Hmm... I'm not sure I get ANY of what Matt is saying, actually, not even the "universality" thing. It's a pretty idea, but history is all about particularities, not universals, otherwise why bother to study more than one country?!? Hey, I already read about the Holocaust, I think I'll skip Rwanda. You see one genocide, you've seen 'em all, eh?

Do I think Malaysia is unique? Of COURSE I do! Who doesn't? Seriously, was that meant to be a rhetorical question?!? Malaysia *is* unique, as is Indonesia, as is India, as is the US, as is Botswana, as is the Congo, as is Bermuda.... Context always matters. (Side note: I don't see what essentialism has to do with any of it.) I think what people here are saying is that in the Malaysian context, bookbanning has nothing to do with anticolonialism.

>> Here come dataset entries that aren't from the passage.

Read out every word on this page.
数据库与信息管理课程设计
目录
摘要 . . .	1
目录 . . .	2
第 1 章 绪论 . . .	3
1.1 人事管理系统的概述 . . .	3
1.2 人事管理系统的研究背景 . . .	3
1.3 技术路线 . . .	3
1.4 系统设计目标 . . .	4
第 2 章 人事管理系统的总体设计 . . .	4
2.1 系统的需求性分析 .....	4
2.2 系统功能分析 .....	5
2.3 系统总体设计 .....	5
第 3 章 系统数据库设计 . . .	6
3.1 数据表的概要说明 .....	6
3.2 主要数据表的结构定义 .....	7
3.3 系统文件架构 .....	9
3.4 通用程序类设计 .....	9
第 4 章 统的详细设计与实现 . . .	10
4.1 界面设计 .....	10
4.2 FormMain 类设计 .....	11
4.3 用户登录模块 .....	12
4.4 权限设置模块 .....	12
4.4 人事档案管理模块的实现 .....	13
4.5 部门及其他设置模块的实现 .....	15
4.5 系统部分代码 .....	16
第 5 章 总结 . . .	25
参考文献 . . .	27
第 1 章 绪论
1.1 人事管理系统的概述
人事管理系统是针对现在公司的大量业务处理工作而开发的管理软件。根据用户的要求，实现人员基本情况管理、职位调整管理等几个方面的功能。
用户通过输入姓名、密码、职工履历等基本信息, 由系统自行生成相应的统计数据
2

I could go on and on about the problems I have with your argument (such as I understand it), Matt, but mostly, I think it's a bit patronising to say that Malaysian writers need to be "educated" to modify their anti-colonial attitudes. I think a country that was, just 50 years ago, a colony, needs to be able to analyse its past -- and are we only allowed to say that colonialism was a wonderful, mind-broadening experience for us?!? Who are *you* to tell us what to think and feel about colonialism? The fact that *some* Malaysian writers do blame colonialism for *some* of the mess we're in now doesn't necessarily make them anti-colonial, anti-Western, or anti anything else (and I'm thinking specifically of Farish Noor, who criticises Malaysia's modern authorities at LEAST as much as he criticises the colonial powers).

-- Preeta

Anonymous said...

But for a while you did the same thing, decide what your blog readers could and could not read.

You said you were tired of apologizing to people. Well why were you apologizing to them? free speech isn't a crime. Dissent isn't a crime. Being annoying isn't a crime.

Could the government be tired of apologizing to people who ask them why such books are allowed in the country?

Anonymous said...

Anonymous at 5:37 -- are you seriously drawing a parallel between book-banning on the national level and which comments chooses to publish or not publish on THEIR blog?

Think about that for a minute, would you?

-- Preeta

Anonymous said...

I meant: which comments a person chooses to publish or not publish on their blog.